Göttingen 20/9 99.

Lieber Sommerfeld

Gratias ago maximas Arnoldo et uxori gratulantibus! Vivant sequentes!

Was nun die Hauptsache betrifft, auf die ich sofort antworte, so kommt Ihr Brief vielleicht einen Tag zu spät. Sie kennen ja das amerikanische Tempo des Meisters, gegen das selbst Backhaus nicht ankommen würde. Mittwoch Mittag war ich wieder hier, Abends suchte ich Klein auf, Donnerstag Nachmittags war bereits Spaziergang mit Hilbert und mir, um die Frage der Nachfolge zu erledigen, Donnerstag Abend bereits officielle Conferenz der Seminardirectoren, /2/ um die definitiven Beschlüße zu faßen. Die Sache geht nämlich nicht durch die Facultät.
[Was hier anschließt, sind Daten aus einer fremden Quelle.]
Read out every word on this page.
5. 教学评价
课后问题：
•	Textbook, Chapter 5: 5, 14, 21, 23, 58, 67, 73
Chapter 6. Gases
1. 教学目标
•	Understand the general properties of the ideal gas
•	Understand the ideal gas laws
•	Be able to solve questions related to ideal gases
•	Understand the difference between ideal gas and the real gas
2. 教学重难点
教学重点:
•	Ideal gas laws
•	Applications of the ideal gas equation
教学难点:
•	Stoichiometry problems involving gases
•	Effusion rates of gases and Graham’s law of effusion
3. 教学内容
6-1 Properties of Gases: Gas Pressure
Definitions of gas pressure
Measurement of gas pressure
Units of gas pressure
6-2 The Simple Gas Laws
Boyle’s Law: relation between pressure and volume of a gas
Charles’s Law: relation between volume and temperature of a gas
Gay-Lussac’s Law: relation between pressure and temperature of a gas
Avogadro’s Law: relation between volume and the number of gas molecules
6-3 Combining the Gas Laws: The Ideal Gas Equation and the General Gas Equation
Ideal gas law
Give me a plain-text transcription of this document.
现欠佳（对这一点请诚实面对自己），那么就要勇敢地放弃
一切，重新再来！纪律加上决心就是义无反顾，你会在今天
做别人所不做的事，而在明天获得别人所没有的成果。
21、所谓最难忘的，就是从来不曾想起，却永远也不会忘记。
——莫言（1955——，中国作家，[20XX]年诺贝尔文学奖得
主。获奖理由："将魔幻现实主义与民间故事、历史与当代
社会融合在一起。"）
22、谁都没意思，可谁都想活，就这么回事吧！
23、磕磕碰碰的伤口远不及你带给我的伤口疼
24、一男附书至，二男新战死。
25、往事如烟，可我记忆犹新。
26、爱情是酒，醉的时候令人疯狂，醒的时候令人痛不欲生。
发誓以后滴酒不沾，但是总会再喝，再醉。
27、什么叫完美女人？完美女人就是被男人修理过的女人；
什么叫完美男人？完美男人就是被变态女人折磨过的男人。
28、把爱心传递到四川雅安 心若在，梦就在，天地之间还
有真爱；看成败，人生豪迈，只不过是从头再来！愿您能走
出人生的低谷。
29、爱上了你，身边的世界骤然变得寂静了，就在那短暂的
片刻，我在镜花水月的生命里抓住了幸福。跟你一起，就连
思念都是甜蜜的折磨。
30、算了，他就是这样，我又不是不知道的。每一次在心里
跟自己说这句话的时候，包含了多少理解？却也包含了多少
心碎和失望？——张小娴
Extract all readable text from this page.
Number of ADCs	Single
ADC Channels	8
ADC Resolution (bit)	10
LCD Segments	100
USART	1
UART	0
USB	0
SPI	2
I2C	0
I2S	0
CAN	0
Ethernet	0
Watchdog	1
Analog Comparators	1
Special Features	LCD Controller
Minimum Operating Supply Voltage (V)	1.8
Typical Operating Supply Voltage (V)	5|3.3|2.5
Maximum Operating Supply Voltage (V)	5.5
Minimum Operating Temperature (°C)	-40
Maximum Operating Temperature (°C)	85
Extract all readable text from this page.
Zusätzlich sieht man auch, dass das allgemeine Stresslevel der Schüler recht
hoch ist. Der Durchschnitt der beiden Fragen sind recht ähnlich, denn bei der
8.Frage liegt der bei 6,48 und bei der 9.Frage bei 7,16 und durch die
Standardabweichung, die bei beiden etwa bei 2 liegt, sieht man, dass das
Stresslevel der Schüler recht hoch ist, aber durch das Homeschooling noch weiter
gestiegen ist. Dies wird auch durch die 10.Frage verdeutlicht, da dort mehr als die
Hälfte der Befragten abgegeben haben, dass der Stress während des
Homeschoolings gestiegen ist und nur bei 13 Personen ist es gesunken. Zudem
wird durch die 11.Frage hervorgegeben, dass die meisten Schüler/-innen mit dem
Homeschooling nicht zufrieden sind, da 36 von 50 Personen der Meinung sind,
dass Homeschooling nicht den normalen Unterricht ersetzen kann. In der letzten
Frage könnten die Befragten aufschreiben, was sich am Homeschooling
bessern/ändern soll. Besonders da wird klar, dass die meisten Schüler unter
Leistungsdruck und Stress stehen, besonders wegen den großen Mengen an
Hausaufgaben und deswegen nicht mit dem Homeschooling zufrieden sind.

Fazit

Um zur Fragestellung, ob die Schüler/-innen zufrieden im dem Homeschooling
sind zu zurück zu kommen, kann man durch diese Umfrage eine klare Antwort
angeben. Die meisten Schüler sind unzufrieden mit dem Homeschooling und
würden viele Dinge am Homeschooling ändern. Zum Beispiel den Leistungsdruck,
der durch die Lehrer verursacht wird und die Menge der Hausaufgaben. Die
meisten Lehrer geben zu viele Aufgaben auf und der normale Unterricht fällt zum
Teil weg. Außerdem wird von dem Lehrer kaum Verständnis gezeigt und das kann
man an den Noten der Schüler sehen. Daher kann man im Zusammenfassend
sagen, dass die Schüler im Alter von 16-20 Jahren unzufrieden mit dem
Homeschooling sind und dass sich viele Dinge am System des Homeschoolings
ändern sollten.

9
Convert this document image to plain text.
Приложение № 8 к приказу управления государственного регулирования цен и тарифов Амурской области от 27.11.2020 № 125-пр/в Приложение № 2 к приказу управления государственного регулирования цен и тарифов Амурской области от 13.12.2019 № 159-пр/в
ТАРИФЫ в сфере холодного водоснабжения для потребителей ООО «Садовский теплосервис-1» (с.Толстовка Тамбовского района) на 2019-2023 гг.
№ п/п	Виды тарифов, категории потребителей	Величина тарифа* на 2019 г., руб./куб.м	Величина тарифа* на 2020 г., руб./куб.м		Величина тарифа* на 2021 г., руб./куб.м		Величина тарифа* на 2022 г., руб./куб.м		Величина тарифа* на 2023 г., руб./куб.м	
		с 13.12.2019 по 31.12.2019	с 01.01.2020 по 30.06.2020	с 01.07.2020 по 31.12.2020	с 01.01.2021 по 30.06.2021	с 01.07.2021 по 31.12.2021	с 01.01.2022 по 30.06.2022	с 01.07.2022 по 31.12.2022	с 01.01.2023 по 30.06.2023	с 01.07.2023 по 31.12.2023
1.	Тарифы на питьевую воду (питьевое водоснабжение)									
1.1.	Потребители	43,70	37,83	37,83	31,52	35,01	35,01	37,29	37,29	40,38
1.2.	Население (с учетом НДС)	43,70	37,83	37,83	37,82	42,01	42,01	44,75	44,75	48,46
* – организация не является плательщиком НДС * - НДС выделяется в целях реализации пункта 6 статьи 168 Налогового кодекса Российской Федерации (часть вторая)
Wer der in erster Linie ins Auge gefaßte Nachfolger ist, werden Sie ja wißen; ich glaube kaum, daß ich indiscret bin, indem ich seinen Namen "Scheffers" hierhersetze. Kommt er, so ist die Sache erledigt - man hat, wie ich vermute, um die Verhandlungen zu kürzen, nur einen Namen vorgeschlagen. Lehnt er ab, so beginnt die Schwierigkeit. Ob er das eine oder andere tut, ist nicht leicht zu sagen; die mathematischen Intereßen sollten auf alle Fälle ihn bestimmen, zu kommen, soweit ich höre, ist er financiell unabhängig und braucht daher mit dem /3/ eventuellen materiellen Ausfall nicht zu rechnen. Wenn er aber in Darmstadt bleibt - vielleicht erreicht er dort durch den Ruf ein Ordinariat! - so beginnt hier die Traurigkeit und die Sachlage wird penibel. Für diesen Fall allein könnte also auch Ihr heute erhaltener Brief in Frage kommen. Nun ist ja evident, daß ich in den nächsten Tagen an Hilbert, der Sie sicher gern hier hätte, seinen Inhalt mitteilen werde. Aber ich vermute, daß die Bedingung des persönlichen Ordinariats die Sache illusorisch macht. Klein will einen jüngeren Mann, der in ihm eine Art Vorgesetzten sieht; seine Idee ist ja die, daß überall und so auch im universitären Leben das "\textgreek{e\ ic ko`iranoc >'estw}" /4/ Geltung finden soll - schon aus diesem Grunde würde er niemals einen dritten Ordinarius in Göttingen wiederauferstehen laßen! Selbst die Art, wie hier diesem Nachfolger Lehrauftrag und Lehrtätigkeit festgesetzt sind, läßt dies ganz ausgeschloßen erscheinen; ich halte es daher meinerseits für richtiger, Klein zunächst nichts von Ihrem Brief zu sagen; ich lese auch aus diesem Brief heraus, daß ich damit jedenfalls warten soll, bis Klein etwa von selbst wieder sich auf die Suche begiebt, und sein Blick dabei nach Clausthal streift.

Ihre Frau Mutter und Herrn Vater wollte ich in Königsberg aufsuchen, bin aber leider nicht dazu gekommen, da mich die Wohnungssuche die ganzen zwei Tage, die ich dort war, in Anspruch genommen hat. Wahrscheinlich werde ich, wenigstens für das erste Jahr in der Cochrus'schen Schule wohnen, Tragheimer Pulverstr. 28/29. II. Die Wohnungsfrage in Königsberg ist leider schwierig.